Emotional Abuse - Any pattern of behavior directed at one individual by another which promotes in them a destructive sense of Fear, Obligation or Guilt (FOG).
The Bruise that Doesn’t Show
Many people who are victims of abuse live in homes or environments where they have become so accustomed to the situation they consider it normal. They do not recognize it even IS abuse sometimes, because there is no physical injury; instead an ongoing emotional barrage takes place which can be just as damaging.
Examples of Emotional Abuse
- Alienation - The act of cutting off or interfering with an individual's relationships with others.
- Baiting - A provocative act used to solicit an angry, aggressive or emotional response from another individual.
- Belittling, Condescending and Patronizing - This kind of speech is a passive-aggressive approach to giving someone a verbal put-down while maintaining a facade of reasonableness or friendliness.
- Blaming - The practice of identifying a person or people responsible for creating a problem, rather than identifying ways of dealing with the problem.
- Bullying - Any systematic action of hurting a person from a position of relative physical, social, economic or emotional strength.

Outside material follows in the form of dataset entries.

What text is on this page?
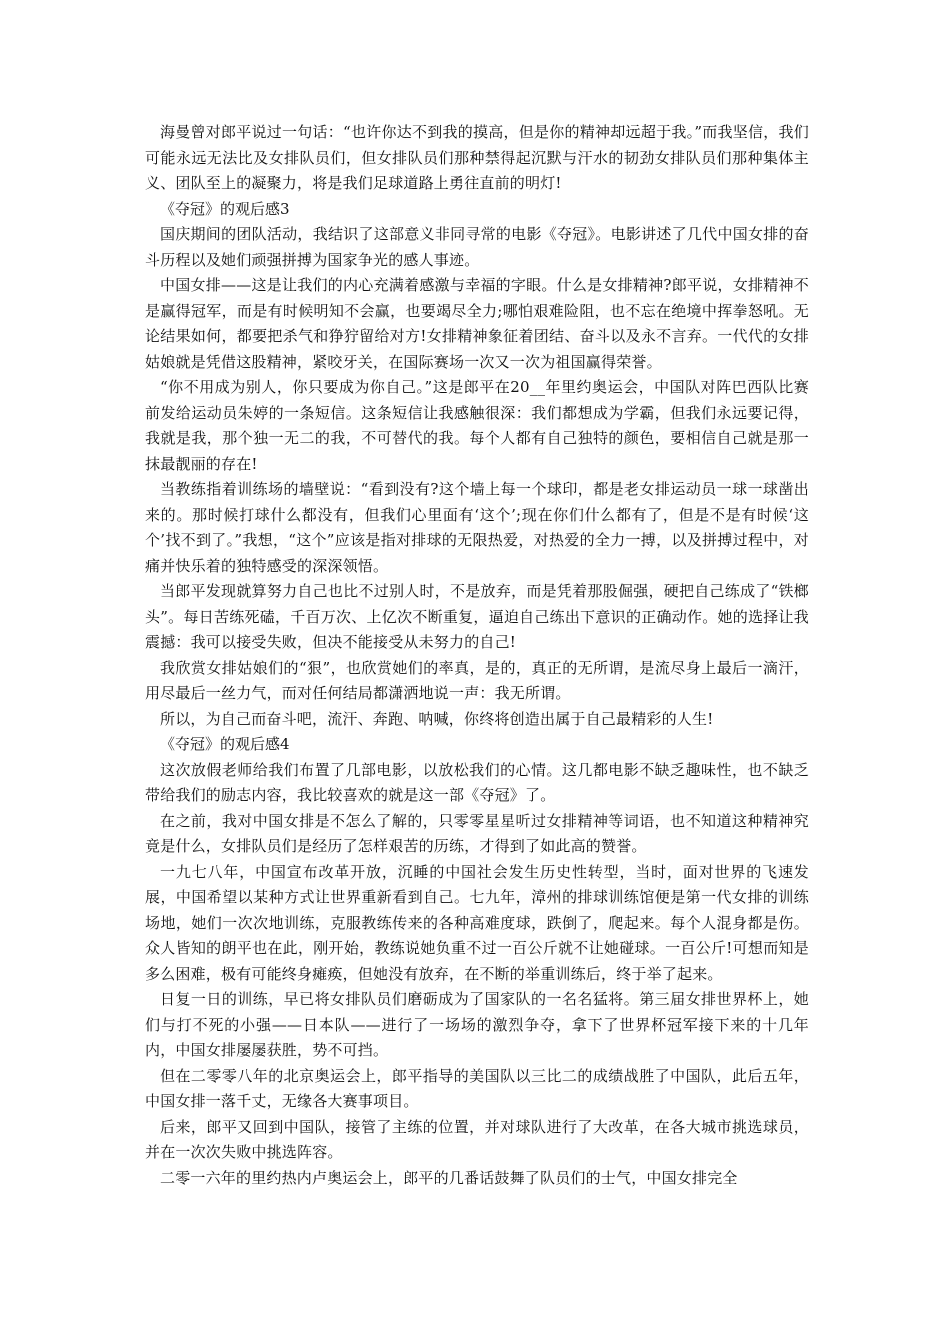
海曼曾对郎平说过一句话：“也许你达不到我的摸高，但是你的精神却远超于我。”而我坚信，我们可能永远无法比及女排队员们，但女排队员们那种禁得起沉默与汗水的韧劲女排队员们那种集体主义、团队至上的凝聚力，将是我们足球道路上勇往直前的明灯!

《夺冠》的观后感3

国庆期间的团队活动，我结识了这部意义非同寻常的电影《夺冠》。电影讲述了几代中国女排的奋斗历程以及她们顽强拼搏为国家争光的感人事迹。

中国女排——这是让我们的内心充满着感激与幸福的字眼。什么是女排精神?郎平说，女排精神不是赢得冠军，而是有时候明知不会赢，也要竭尽全力;哪怕艰难险阻，也不忘在绝境中挥拳怒吼。无论结果如何，都要把杀气和狰狞留给对方!女排精神象征着团结、奋斗以及永不言弃。一代代的女排姑娘就是凭借这股精神，紧咬牙关，在国际赛场一次又一次为祖国赢得荣誉。

“你不用成为别人，你只要成为你自己。”这是郎平在20__年里约奥运会，中国队对阵巴西队比赛前发给运动员朱婷的一条短信。这条短信让我感触很深：我们都想成为学霸，但我们永远要记得，我就是我，那个独一无二的我，不可替代的我。每个人都有自己独特的颜色，要相信自己就是那一抹最靓丽的存在!

当教练指着训练场的墙壁说：“看到没有?这个墙上每一个球印，都是老女排运动员一球一球凿出来的。那时候打球什么都没有，但我们心里面有‘这个’;现在你们什么都有了，但是不是有时候‘这个’找不到了。”我想，“这个”应该是指对排球的无限热爱，对热爱的全力一搏，以及拼搏过程中，对痛并快乐着的独特感受的深深领悟。

当郎平发现就算努力自己也比不过别人时，不是放弃，而是凭着那股倔强，硬把自己练成了“铁榔头”。每日苦练死磕，千百万次、上亿次不断重复，逼迫自己练出下意识的正确动作。她的选择让我震撼：我可以接受失败，但决不能接受从未努力的自己!

我欣赏女排姑娘们的“狠”，也欣赏她们的率真，是的，真正的无所谓，是流尽身上最后一滴汗，用尽最后一丝力气，而对任何结局都潇洒地说一声：我无所谓。

所以，为自己而奋斗吧，流汗、奔跑、呐喊，你终将创造出属于自己最精彩的人生!

《夺冠》的观后感4

这次放假老师给我们布置了几部电影，以放松我们的心情。这几都电影不缺乏趣味性，也不缺乏带给我们的励志内容，我比较喜欢的就是这一部《夺冠》了。

在之前，我对中国女排是不怎么了解的，只零零星星听过女排精神等词语，也不知道这种精神究竟是什么，女排队员们是经历了怎样艰苦的历练，才得到了如此高的赞誉。

一九七八年，中国宣布改革开放，沉睡的中国社会发生历史性转型，当时，面对世界的飞速发展，中国希望以某种方式让世界重新看到自己。七九年，漳州的排球训练馆便是第一代女排的训练场地，她们一次次地训练，克服教练传来的各种高难度球，跌倒了，爬起来。每个人混身都是伤。众人皆知的朗平也在此，刚开始，教练说她负重不过一百公斤就不让她碰球。一百公斤!可想而知是多么困难，极有可能终身瘫痪，但她没有放弃，在不断的举重训练后，终于举了起来。

日复一日的训练，早已将女排队员们磨砺成为了国家队的一名名猛将。第三届女排世界杯上，她们与打不死的小强——日本队——进行了一场场的激烈争夺，拿下了世界杯冠军接下来的十几年内，中国女排屡屡获胜，势不可挡。

但在二零零八年的北京奥运会上，郎平指导的美国队以三比二的成绩战胜了中国队，此后五年，中国女排一落千丈，无缘各大赛事项目。

后来，郎平又回到中国队，接管了主练的位置，并对球队进行了大改革，在各大城市挑选球员，并在一次次失败中挑选阵容。

二零一六年的里约热内卢奥运会上，郎平的几番话鼓舞了队员们的士气，中国女排完全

- Bunny Boiling - Bunny Boiling is a reference to an iconic scene in the movie "Fatal Attraction" in which the main character Alex, who suffers from Borderline Personality Disorder, kills the family's pet rabbit and boils it on the stove. Bunny Boiling has become a popular reference to how people sometimes exhibit their rage by behaving destructively towards symbolic, important or treasured possessions or representations of those whom they wish to hurt, control or intimidate.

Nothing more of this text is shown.